ModPo 2013 Assignment #1: Enlightenment, Better Than Drunkenness, Better Than Sex: On Dickinson's "I taste a liquor never brewed"

Image from gradesaver.com.


I taste a liquor never brewed --
From Tankards scooped in Pearl --
Not all the Vats upon the Rhine
Yield such an Alcohol!

Inebriate of Air -- am I --
And Debauchee of Dew --
Reeling -- thro endless summer days --
From inns of Molten Blue --

When "Landlords" turn the drunken Bee
Out of the Foxglove's door --
When Butterflies -- renounce their "drams"
I shall but drink the more!

Till Seraphs swing their snowy Hats --
And Saints -- to windows run --
To see the little Tippler
Leaning against the -- Sun --

Instructions: 
In your short essay, do a close reading of this poem of 500 words. Use as a model the close readings done in the several filmed discussions of other poems by Dickinson.

Essay:
The first thing I notice about the poem is that it is a ballad: four quatrains make up the poem, it has a ballad meter or the first line is an iambic tetrameter followed by an iambic trimeter and so on, there is also a rhyme scheme of ABCB (with the exception of the first line where Pearl is "forced" to rhyme with Alcohol").

The first stanza deals with the "un-brewed" liquor which is assumed to be precious given that the speaker drinks from it from "Tankards scooped in Pearl." It is also of a certain quality because the speaker compares it to "Alcohol" from the vats upon the Rhine (presumably cities from France, Switzerland and Germany that produce wine and beer or it might be referring to the precious waters of the Rhine itself). From liquid, the metaphor shifts to air ("inebriate of Air --am I--") in the second stanza and then proceeds to dew, presenting a picture of a drunken speaker reeling from "inns of Molten Blue" or the sky.

The third stanza comically identifies bees and butterflies as fellow drinkers of the liquor mentioned in stanza 1, further stating that the speaker can out-drink them when they have given up. The last stanza turns to heaven, making references to angels (seraphs) and saints running to watch the speaker, the "little Tippler," leaning against the sun, completing the picture of the unapologetic drunk rejoicing in her "liquor," supported by no less than the sun, a metaphor for God.

At first, I saw a Dickinson acting in a Whitmanian way: thoroughly enjoying herself, thoroughly enjoying what is there, drinking up everything indiscriminately. It is a delightful look at the speaker "going wild." One way to read it is to refer to the liquor as nature itself. One can "drink" it in without ill effects and one can even say that it provides a real ecstasy to whoever drinks it in. However, viewed from 2013 eyes, nature is not unlimited. It only seems that way but even nature has limits.

Another way to read it is to relate the liquor to art and creativity -- poetry, the possibility that she referred to "I dwell in Possibility." Dickinson draws images from nature and contrasts them the unwholesome activity of getting drunk to something ultimately more sublime.

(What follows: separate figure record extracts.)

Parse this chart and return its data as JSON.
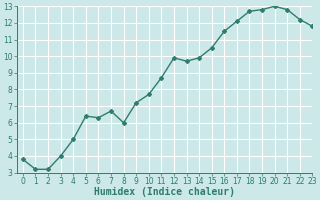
{
  "x": [
    0,
    1,
    2,
    3,
    4,
    5,
    6,
    7,
    8,
    9,
    10,
    11,
    12,
    13,
    14,
    15,
    16,
    17,
    18,
    19,
    20,
    21,
    22,
    23
  ],
  "y": [
    3.8,
    3.2,
    3.2,
    4.0,
    5.0,
    6.4,
    6.3,
    6.7,
    6.0,
    7.2,
    7.7,
    8.7,
    9.9,
    9.7,
    9.9,
    10.5,
    11.5,
    12.1,
    12.7,
    12.8,
    13.0,
    12.8,
    12.2,
    11.8
  ],
  "line_color": "#2e7d6e",
  "marker": "D",
  "marker_size": 2,
  "line_width": 1.0,
  "xlabel": "Humidex (Indice chaleur)",
  "ylim": [
    3,
    13
  ],
  "xlim": [
    -0.5,
    23
  ],
  "yticks": [
    3,
    4,
    5,
    6,
    7,
    8,
    9,
    10,
    11,
    12,
    13
  ],
  "xticks": [
    0,
    1,
    2,
    3,
    4,
    5,
    6,
    7,
    8,
    9,
    10,
    11,
    12,
    13,
    14,
    15,
    16,
    17,
    18,
    19,
    20,
    21,
    22,
    23
  ],
  "bg_color": "#cce8e8",
  "grid_color": "#ffffff",
  "tick_label_fontsize": 5.5,
  "xlabel_fontsize": 7,
  "axis_color": "#2e7d6e"
}
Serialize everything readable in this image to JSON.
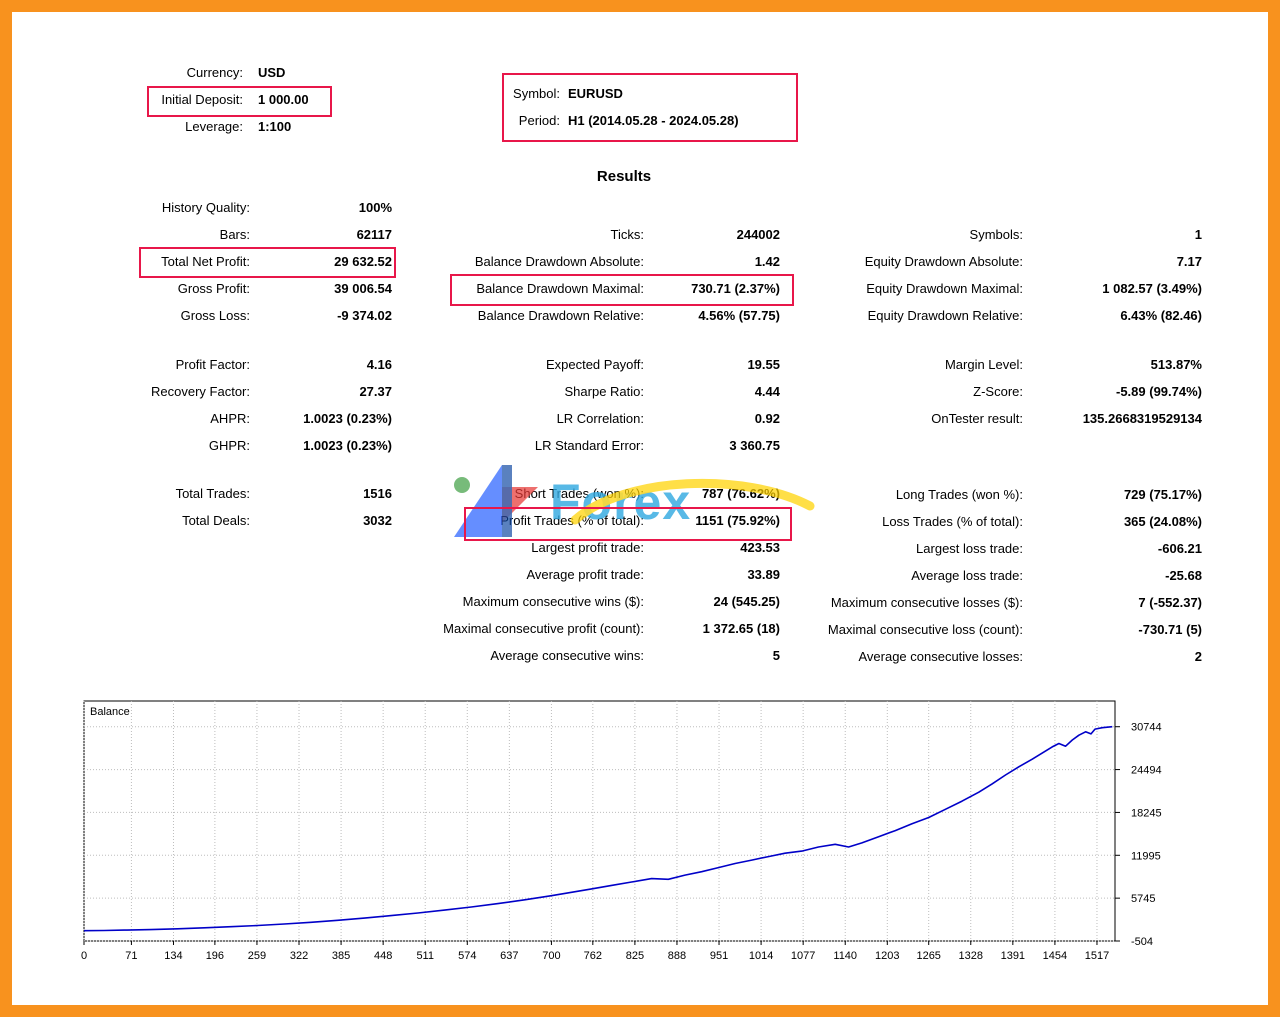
{
  "colors": {
    "frame_orange": "#f8921e",
    "highlight_red": "#e8174a",
    "balance_line_blue": "#0000c8",
    "watermark_blue": "#2fa8e1",
    "watermark_yellow": "#ffd200"
  },
  "header": {
    "currency_label": "Currency:",
    "currency_value": "USD",
    "deposit_label": "Initial Deposit:",
    "deposit_value": "1 000.00",
    "leverage_label": "Leverage:",
    "leverage_value": "1:100",
    "symbol_label": "Symbol:",
    "symbol_value": "EURUSD",
    "period_label": "Period:",
    "period_value": "H1 (2014.05.28 - 2024.05.28)"
  },
  "results_title": "Results",
  "stats": {
    "left": [
      {
        "label": "History Quality:",
        "value": "100%"
      },
      {
        "label": "Bars:",
        "value": "62117"
      },
      {
        "label": "Total Net Profit:",
        "value": "29 632.52"
      },
      {
        "label": "Gross Profit:",
        "value": "39 006.54"
      },
      {
        "label": "Gross Loss:",
        "value": "-9 374.02"
      },
      {
        "gap": true
      },
      {
        "label": "Profit Factor:",
        "value": "4.16"
      },
      {
        "label": "Recovery Factor:",
        "value": "27.37"
      },
      {
        "label": "AHPR:",
        "value": "1.0023 (0.23%)"
      },
      {
        "label": "GHPR:",
        "value": "1.0023 (0.23%)"
      },
      {
        "gap": true
      },
      {
        "label": "Total Trades:",
        "value": "1516"
      },
      {
        "label": "Total Deals:",
        "value": "3032"
      }
    ],
    "middle": [
      {
        "label": "Ticks:",
        "value": "244002"
      },
      {
        "label": "Balance Drawdown Absolute:",
        "value": "1.42"
      },
      {
        "label": "Balance Drawdown Maximal:",
        "value": "730.71 (2.37%)"
      },
      {
        "label": "Balance Drawdown Relative:",
        "value": "4.56% (57.75)"
      },
      {
        "gap": true
      },
      {
        "label": "Expected Payoff:",
        "value": "19.55"
      },
      {
        "label": "Sharpe Ratio:",
        "value": "4.44"
      },
      {
        "label": "LR Correlation:",
        "value": "0.92"
      },
      {
        "label": "LR Standard Error:",
        "value": "3 360.75"
      },
      {
        "gap": true
      },
      {
        "label": "Short Trades (won %):",
        "value": "787 (76.62%)"
      },
      {
        "label": "Profit Trades (% of total):",
        "value": "1151 (75.92%)"
      },
      {
        "label": "Largest profit trade:",
        "value": "423.53"
      },
      {
        "label": "Average profit trade:",
        "value": "33.89"
      },
      {
        "label": "Maximum consecutive wins ($):",
        "value": "24 (545.25)"
      },
      {
        "label": "Maximal consecutive profit (count):",
        "value": "1 372.65 (18)"
      },
      {
        "label": "Average consecutive wins:",
        "value": "5"
      }
    ],
    "right": [
      {
        "label": "Symbols:",
        "value": "1"
      },
      {
        "label": "Equity Drawdown Absolute:",
        "value": "7.17"
      },
      {
        "label": "Equity Drawdown Maximal:",
        "value": "1 082.57 (3.49%)"
      },
      {
        "label": "Equity Drawdown Relative:",
        "value": "6.43% (82.46)"
      },
      {
        "gap": true
      },
      {
        "label": "Margin Level:",
        "value": "513.87%"
      },
      {
        "label": "Z-Score:",
        "value": "-5.89 (99.74%)"
      },
      {
        "label": "OnTester result:",
        "value": "135.2668319529134"
      },
      {
        "gap": true,
        "h": 49
      },
      {
        "label": "Long Trades (won %):",
        "value": "729 (75.17%)"
      },
      {
        "label": "Loss Trades (% of total):",
        "value": "365 (24.08%)"
      },
      {
        "label": "Largest loss trade:",
        "value": "-606.21"
      },
      {
        "label": "Average loss trade:",
        "value": "-25.68"
      },
      {
        "label": "Maximum consecutive losses ($):",
        "value": "7 (-552.37)"
      },
      {
        "label": "Maximal consecutive loss (count):",
        "value": "-730.71 (5)"
      },
      {
        "label": "Average consecutive losses:",
        "value": "2"
      }
    ]
  },
  "watermark": {
    "text": "Forex"
  },
  "chart_data": {
    "type": "line",
    "title": "Balance",
    "xlabel": "",
    "ylabel": "",
    "grid": true,
    "legend_position": "none",
    "ylabel_side": "right",
    "x_range": [
      0,
      1544
    ],
    "y_range": [
      -504,
      34494
    ],
    "x_ticks": [
      0,
      71,
      134,
      196,
      259,
      322,
      385,
      448,
      511,
      574,
      637,
      700,
      762,
      825,
      888,
      951,
      1014,
      1077,
      1140,
      1203,
      1265,
      1328,
      1391,
      1454,
      1517
    ],
    "y_ticks": [
      -504,
      5745,
      11995,
      18245,
      24494,
      30744
    ],
    "series": [
      {
        "name": "Balance",
        "color": "#0000c8",
        "points": [
          [
            0,
            1000
          ],
          [
            30,
            1030
          ],
          [
            60,
            1080
          ],
          [
            100,
            1160
          ],
          [
            140,
            1280
          ],
          [
            180,
            1420
          ],
          [
            220,
            1580
          ],
          [
            260,
            1760
          ],
          [
            300,
            1980
          ],
          [
            340,
            2230
          ],
          [
            380,
            2520
          ],
          [
            420,
            2840
          ],
          [
            460,
            3200
          ],
          [
            500,
            3580
          ],
          [
            540,
            4000
          ],
          [
            580,
            4450
          ],
          [
            620,
            4950
          ],
          [
            660,
            5500
          ],
          [
            700,
            6100
          ],
          [
            730,
            6600
          ],
          [
            760,
            7100
          ],
          [
            790,
            7600
          ],
          [
            820,
            8100
          ],
          [
            850,
            8600
          ],
          [
            875,
            8500
          ],
          [
            900,
            9100
          ],
          [
            925,
            9600
          ],
          [
            950,
            10200
          ],
          [
            975,
            10800
          ],
          [
            1000,
            11300
          ],
          [
            1025,
            11800
          ],
          [
            1050,
            12300
          ],
          [
            1075,
            12600
          ],
          [
            1100,
            13200
          ],
          [
            1125,
            13600
          ],
          [
            1145,
            13200
          ],
          [
            1165,
            13800
          ],
          [
            1190,
            14700
          ],
          [
            1215,
            15600
          ],
          [
            1240,
            16600
          ],
          [
            1265,
            17500
          ],
          [
            1290,
            18700
          ],
          [
            1315,
            19900
          ],
          [
            1340,
            21200
          ],
          [
            1360,
            22400
          ],
          [
            1380,
            23700
          ],
          [
            1400,
            24900
          ],
          [
            1420,
            26000
          ],
          [
            1435,
            26900
          ],
          [
            1450,
            27800
          ],
          [
            1460,
            28300
          ],
          [
            1470,
            27900
          ],
          [
            1480,
            28800
          ],
          [
            1490,
            29500
          ],
          [
            1500,
            30000
          ],
          [
            1508,
            29700
          ],
          [
            1514,
            30400
          ],
          [
            1525,
            30600
          ],
          [
            1540,
            30744
          ]
        ]
      }
    ]
  }
}
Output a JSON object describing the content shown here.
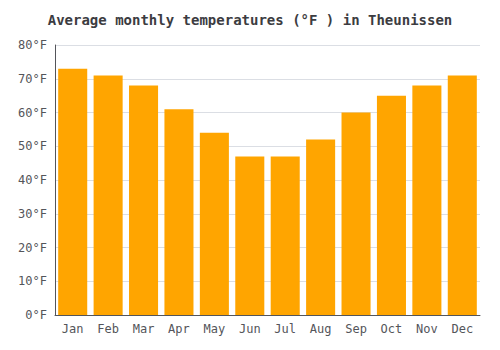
{
  "chart_data": {
    "type": "bar",
    "title": "Average monthly temperatures (°F ) in Theunissen",
    "categories": [
      "Jan",
      "Feb",
      "Mar",
      "Apr",
      "May",
      "Jun",
      "Jul",
      "Aug",
      "Sep",
      "Oct",
      "Nov",
      "Dec"
    ],
    "values": [
      73,
      71,
      68,
      61,
      54,
      47,
      47,
      52,
      60,
      65,
      68,
      71
    ],
    "color": "#FFA500",
    "ylim": [
      0,
      80
    ],
    "yticks": [
      {
        "value": 0,
        "label": "0°F"
      },
      {
        "value": 10,
        "label": "10°F"
      },
      {
        "value": 20,
        "label": "20°F"
      },
      {
        "value": 30,
        "label": "30°F"
      },
      {
        "value": 40,
        "label": "40°F"
      },
      {
        "value": 50,
        "label": "50°F"
      },
      {
        "value": 60,
        "label": "60°F"
      },
      {
        "value": 70,
        "label": "70°F"
      },
      {
        "value": 80,
        "label": "80°F"
      }
    ],
    "grid": true
  }
}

In a boast, the speaker says even angels and saints would want to watch her oblivion. And, as a drunkard would lean upon a wall outside a tavern, the speaker has no less than the sun, than God Himself, to lean upon.

Here, Dickinson is preoccupied with heaven as contrasted to Whitman who celebrates the earth, earthliness, the flesh, what is concrete. In the end, the poem is an invitation to taste the liquor of her particular brand of enlightenment. Her poem takes the form of the ballad to capture a celebratory mood. But even in a light and comic mood, with images of drunken butterflies and bees (come to think of it...these are metaphors for sex!), even with the frame of what could be earthly and lewd, Dickinson is inviting the reader to the opposite of this: to delight in enlightenment. In short, try this, it's better than getting drunk, it's even better than sex!